Se você tem amigos de alto padrão, que têm grana, se você vê o que esse grupo sente, percebe e pensa, a partir disso você fala: “Esse aqui é meu mundo, eu entendo o que tem de valor, o que é importante aqui, como essas pessoas se comunicam, como essas pessoas pesquisam. Bom, eu vou pegar isso e transformar num produto, no meu negócio”. 

Então o nicho é pegar aquilo que você gosta, a tua vocação, fazer um um protótipo, colocar isso no mercado da rodada e botar para rodar. 

Imobi Report: A especialização por território, como é o teu caso, ou por renda, são as mais comuns dentro do mercado imobiliário.

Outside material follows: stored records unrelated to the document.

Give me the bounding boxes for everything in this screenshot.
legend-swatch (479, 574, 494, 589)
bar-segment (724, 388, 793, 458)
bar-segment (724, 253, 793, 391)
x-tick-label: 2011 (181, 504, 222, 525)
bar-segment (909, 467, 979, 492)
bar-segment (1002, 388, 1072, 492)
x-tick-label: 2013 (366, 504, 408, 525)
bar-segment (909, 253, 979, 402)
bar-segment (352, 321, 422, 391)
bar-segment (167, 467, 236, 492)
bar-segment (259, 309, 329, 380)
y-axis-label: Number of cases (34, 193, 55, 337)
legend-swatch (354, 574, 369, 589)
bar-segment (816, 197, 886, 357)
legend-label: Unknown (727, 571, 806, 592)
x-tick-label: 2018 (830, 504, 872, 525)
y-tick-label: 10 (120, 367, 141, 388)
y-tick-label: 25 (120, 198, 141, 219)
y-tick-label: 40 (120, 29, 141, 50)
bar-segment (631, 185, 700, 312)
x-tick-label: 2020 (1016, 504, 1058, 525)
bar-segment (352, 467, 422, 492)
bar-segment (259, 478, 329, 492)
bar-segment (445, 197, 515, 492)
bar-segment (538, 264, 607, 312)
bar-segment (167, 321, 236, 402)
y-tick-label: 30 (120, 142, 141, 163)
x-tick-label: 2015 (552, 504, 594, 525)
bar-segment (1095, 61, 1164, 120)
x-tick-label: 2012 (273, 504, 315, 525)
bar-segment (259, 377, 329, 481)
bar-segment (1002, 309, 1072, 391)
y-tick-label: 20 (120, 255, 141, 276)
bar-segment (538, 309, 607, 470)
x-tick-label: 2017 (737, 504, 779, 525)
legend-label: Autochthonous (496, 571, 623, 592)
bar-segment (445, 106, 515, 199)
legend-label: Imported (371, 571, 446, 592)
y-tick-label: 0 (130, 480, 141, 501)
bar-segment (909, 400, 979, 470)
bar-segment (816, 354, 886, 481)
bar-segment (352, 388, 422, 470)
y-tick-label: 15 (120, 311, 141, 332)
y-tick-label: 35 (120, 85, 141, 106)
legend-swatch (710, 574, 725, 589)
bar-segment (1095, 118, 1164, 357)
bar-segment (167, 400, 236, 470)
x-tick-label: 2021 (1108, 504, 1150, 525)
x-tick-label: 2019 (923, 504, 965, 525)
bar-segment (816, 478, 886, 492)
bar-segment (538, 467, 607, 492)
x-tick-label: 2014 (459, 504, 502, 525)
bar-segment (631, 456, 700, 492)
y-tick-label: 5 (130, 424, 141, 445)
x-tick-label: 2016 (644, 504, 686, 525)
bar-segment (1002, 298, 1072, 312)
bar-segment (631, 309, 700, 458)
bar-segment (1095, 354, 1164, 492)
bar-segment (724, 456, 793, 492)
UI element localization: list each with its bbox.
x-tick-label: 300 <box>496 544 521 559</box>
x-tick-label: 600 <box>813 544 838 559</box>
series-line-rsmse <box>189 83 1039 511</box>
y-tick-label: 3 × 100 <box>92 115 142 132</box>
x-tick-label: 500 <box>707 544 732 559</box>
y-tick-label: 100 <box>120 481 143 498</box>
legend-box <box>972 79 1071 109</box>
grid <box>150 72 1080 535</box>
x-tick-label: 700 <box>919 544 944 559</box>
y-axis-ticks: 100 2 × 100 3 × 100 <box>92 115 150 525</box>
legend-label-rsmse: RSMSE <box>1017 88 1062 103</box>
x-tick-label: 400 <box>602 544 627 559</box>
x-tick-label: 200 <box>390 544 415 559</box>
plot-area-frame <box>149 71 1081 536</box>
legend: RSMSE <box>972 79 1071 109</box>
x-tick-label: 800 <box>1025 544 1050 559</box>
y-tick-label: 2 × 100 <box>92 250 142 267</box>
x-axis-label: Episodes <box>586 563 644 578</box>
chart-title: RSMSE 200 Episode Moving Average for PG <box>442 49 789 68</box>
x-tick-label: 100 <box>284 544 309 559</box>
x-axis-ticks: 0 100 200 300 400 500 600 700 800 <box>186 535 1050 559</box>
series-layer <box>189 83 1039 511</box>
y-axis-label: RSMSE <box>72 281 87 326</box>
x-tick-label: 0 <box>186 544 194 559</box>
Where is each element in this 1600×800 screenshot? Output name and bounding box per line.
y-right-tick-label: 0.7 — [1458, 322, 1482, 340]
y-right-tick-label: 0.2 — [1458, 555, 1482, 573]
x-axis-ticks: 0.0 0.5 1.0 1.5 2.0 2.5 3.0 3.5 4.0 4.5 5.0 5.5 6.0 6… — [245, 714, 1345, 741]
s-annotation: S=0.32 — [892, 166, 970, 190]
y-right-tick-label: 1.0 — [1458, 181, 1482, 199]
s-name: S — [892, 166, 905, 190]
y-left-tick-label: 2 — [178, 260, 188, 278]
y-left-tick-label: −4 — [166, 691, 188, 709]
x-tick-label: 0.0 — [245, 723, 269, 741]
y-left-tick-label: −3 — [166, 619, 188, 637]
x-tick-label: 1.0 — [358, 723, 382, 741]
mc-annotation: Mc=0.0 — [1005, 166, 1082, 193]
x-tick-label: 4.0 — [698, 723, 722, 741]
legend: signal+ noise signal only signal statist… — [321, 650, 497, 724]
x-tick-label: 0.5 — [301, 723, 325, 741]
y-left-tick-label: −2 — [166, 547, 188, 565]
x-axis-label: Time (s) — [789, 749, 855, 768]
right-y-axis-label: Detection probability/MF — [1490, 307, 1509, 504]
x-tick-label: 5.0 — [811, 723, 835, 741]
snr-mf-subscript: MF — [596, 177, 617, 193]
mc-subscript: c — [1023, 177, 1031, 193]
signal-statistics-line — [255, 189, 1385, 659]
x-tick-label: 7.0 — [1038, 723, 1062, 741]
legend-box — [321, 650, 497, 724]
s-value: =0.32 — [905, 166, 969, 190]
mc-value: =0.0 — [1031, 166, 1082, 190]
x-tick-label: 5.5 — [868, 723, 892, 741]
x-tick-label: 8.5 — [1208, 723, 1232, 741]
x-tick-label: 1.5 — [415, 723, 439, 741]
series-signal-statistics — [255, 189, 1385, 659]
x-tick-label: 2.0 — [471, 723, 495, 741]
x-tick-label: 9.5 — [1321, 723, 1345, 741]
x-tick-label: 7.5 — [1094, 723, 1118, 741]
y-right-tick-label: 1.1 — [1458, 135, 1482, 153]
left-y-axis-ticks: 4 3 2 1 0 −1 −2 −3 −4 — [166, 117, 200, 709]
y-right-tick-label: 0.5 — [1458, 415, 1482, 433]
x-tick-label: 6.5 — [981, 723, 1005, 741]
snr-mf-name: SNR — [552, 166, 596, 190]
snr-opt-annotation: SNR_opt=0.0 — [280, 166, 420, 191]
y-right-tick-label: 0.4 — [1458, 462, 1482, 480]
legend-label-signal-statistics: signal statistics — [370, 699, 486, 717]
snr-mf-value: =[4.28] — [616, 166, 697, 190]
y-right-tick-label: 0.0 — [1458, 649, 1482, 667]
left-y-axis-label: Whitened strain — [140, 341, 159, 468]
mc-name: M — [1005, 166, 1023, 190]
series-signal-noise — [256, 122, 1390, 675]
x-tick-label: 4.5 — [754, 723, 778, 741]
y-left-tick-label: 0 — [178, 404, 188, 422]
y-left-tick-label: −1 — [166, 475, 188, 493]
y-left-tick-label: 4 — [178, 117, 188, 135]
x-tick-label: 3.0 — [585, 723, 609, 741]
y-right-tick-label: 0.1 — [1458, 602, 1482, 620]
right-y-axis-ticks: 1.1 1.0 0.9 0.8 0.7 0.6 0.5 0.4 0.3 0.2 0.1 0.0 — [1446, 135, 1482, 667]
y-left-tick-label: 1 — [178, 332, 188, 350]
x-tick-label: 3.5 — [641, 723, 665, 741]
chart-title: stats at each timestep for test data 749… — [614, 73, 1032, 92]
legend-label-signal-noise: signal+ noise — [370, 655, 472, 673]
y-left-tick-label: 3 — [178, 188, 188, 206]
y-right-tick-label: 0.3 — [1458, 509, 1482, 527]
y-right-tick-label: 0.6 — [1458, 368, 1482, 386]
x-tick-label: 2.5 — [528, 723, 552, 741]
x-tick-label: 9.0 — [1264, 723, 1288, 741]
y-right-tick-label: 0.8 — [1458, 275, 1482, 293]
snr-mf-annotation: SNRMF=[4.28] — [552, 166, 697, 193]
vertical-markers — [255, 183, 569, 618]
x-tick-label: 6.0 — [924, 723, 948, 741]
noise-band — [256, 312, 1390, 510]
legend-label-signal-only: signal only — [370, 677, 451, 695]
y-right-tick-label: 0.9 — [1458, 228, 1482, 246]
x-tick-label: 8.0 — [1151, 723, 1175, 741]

Quais outras formas de segmentação também podem render frutos para a imobiliária ou o corretor autônomo? 

Felipe Bacichette: A gente tem uma segmentação que vem surgindo que é por persona. Claro que é preciso analisar a quantidade de público nessa área, mas tem sido muito mais visível. Pessoas gostam de falar com pessoas, não com marcas, elas querem ter troca, interação. 

E cada dia mais as pessoas estão no caminho de falar com quem vive as mesmas coisas: se são esportistas, fit, da saúde. Ter um nicho de personas que tenham hábitos parecidos. São os hipernichos. 

Por exemplo, há diversas novas marcas gigantescas que já fizeram seu IPO, que têm um produto para todos, mas com uma comunicação muito clara que é para algum tipo de persona, para quem tem algum propósito, de identificação. Então elas pegam aquela identificação e você comunica dizendo: “eu acredito em você”, mesmo produzindo para todos. 

Hoje isso se ramificou muito e as próprias redes sociais usam muitos dados para você poder cruzar isso. As marcas têm entrado nesse novo nicho de personas por valores, por crenças e não por produto e por valor financeiro. E isso tem sido bem legal.

Imobi Report: Estabelecer o nicho é importante para adquirir autoridade junto a determinado campo. Mas, como um nicho muito segmentado, não há um risco de limitar o crescimento da carteira e da empresa de forma geral?

Felipe Bacichette: Acredito que isso seja uma crença que estamos conseguindo derrubar com o tempo. Porque hoje a gente tem muito acesso a serviços. No passado recente, a falta de informação, de dados, de você conseguir ter precisão na comunicação fazia com que isso pudesse acontecer. 

Hoje com as ferramentas que a gente tem, o cross-selling, em que você cruza serviços, setores, departamentos, você consegue encontrar serviços que vão incrementar na receita do teu negócio. 

Dou um exemplo bem simples: lá no Sul da ilha acabamos desenvolvendo uma empresa quando entendemos que o mercado estava um pouco limitado, que ele não conseguia produzir produtos. De acordo com a nossa fome de crescimento, não pensamos em ir para o Norte, para a Lagoa, para o Centro. Tínhamos muito cliente, muito lead, mas não tínhamos produto .

Então a gente abriu um braço, uma outra empresa que se chama Brasa, que é uma empresa de fomento imobiliário. Ela identifica terrenos potenciais, desenvolve todo o projeto, toda a comunicação, faz um match entre investidores e incorporadores e naturalmente fica com exclusividade do produto, que é lançado através de um incentivo. Então, ao invés de a gente esperar o mercado lançar, estimulamos isso. E deu muito certo, hoje a gente fala que a Santa Ilha é a casa dos lançamentos porque nos últimos três anos não houve nenhum lançamento relevante que a Santa Ilha não virou como exclusivo. E aqui dentro tem muita remuneração: na negociação do terreno, na questão da campanha, existem remunerações que vão se criando quando você entende carências e participa da solução disso. 

Então há vários outros serviços que a gente incorporou nesse processo. Fomos descobrindo novas receitas que não estavam no radar. Dá trabalho, mas se você está realmente dedicado, para mim dá mais trabalho desbravar uma nova região, um novo nicho do que eu qualificar o meu.